Superkicks and the photon angular and linear momentum density

TL;DR

This paper investigates the proper definition of electromagnetic momentum density in structured light fields, revealing significant differences between canonical and symmetric energy-momentum tensors with implications for light-matter interactions.

Contribution

It demonstrates that using the canonical energy-momentum tensor leads to different predictions for momentum and angular momentum than the symmetric tensor, impacting the understanding of light-induced forces.

Findings

Canonical and symmetric tensors produce drastically different recoil momenta.

Numerical estimates show significant effects on small objects and atomic rotors.

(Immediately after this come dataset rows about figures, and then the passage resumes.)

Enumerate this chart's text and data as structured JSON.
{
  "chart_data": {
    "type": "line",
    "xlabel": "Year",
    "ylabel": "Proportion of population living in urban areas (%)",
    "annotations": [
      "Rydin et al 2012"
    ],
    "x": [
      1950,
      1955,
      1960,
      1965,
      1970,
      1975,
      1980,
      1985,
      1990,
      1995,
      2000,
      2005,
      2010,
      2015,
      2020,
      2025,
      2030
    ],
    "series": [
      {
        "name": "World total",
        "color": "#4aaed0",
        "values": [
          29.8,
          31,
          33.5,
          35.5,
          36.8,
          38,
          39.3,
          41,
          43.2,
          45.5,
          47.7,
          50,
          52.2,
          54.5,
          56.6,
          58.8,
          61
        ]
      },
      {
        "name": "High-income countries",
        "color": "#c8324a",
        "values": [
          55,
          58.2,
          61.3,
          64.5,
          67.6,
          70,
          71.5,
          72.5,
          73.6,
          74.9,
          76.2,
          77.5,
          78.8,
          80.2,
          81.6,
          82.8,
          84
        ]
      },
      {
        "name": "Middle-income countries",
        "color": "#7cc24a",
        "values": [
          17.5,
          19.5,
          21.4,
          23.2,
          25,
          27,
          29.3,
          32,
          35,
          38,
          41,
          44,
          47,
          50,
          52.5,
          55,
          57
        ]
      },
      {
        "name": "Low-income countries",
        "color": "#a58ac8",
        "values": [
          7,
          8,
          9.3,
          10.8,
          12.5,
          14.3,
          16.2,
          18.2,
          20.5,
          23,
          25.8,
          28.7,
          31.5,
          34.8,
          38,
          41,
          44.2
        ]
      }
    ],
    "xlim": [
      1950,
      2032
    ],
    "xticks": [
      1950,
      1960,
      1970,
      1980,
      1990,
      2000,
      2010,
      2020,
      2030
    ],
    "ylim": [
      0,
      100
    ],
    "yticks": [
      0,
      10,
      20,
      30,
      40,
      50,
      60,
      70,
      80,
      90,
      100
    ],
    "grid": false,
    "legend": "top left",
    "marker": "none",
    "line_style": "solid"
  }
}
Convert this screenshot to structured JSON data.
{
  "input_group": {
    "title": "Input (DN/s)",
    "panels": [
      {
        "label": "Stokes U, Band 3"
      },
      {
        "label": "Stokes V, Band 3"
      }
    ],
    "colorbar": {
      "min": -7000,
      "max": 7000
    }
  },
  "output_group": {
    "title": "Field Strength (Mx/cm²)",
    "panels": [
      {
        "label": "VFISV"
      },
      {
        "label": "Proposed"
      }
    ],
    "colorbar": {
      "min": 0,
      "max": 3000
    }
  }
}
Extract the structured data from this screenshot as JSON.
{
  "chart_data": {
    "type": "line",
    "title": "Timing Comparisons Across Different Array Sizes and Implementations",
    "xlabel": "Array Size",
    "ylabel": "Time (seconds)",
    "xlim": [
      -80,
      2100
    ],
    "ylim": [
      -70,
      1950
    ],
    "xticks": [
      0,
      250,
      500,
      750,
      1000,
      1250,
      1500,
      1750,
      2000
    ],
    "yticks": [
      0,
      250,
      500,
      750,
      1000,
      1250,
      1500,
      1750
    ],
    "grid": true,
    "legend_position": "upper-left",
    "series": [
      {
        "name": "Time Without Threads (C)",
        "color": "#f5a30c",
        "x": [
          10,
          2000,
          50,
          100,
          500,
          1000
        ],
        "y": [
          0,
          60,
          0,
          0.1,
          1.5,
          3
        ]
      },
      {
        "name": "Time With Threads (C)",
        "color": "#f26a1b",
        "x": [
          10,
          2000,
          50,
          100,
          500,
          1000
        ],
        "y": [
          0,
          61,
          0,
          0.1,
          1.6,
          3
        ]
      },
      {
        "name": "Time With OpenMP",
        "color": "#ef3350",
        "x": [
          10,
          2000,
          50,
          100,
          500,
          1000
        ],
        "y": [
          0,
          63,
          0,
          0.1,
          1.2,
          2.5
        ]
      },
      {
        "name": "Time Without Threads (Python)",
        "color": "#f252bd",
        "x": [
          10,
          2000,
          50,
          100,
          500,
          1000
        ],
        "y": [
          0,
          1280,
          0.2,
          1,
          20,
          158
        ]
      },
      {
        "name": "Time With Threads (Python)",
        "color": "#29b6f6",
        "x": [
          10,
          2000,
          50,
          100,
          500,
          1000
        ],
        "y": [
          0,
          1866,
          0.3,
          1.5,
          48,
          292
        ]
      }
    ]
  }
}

Implications for the interpretation of light's momentum in structured electromagnetic fields.

Abstract

We address a problem of proper definition of momentum density for spatially structured electromagnetic fields. We show that the expressions for the momentum and angular momentum obtained locally are not the same when one uses the canonical energy-momentum tensor instead of the symmetric Belinfante energy-momentum tensor in electrodynamics. This has important consequences for interaction of matter with structured light, for example, twisted photons; and would give drastically different results for forces and angular momenta induced on small test objects. We show, with numerical estimates of the size of the effects, situations where the canonical and symmetrized forms induce very different torques or (superkick) recoil momenta on small objects or atomic rotors, over a broad range of circumstances.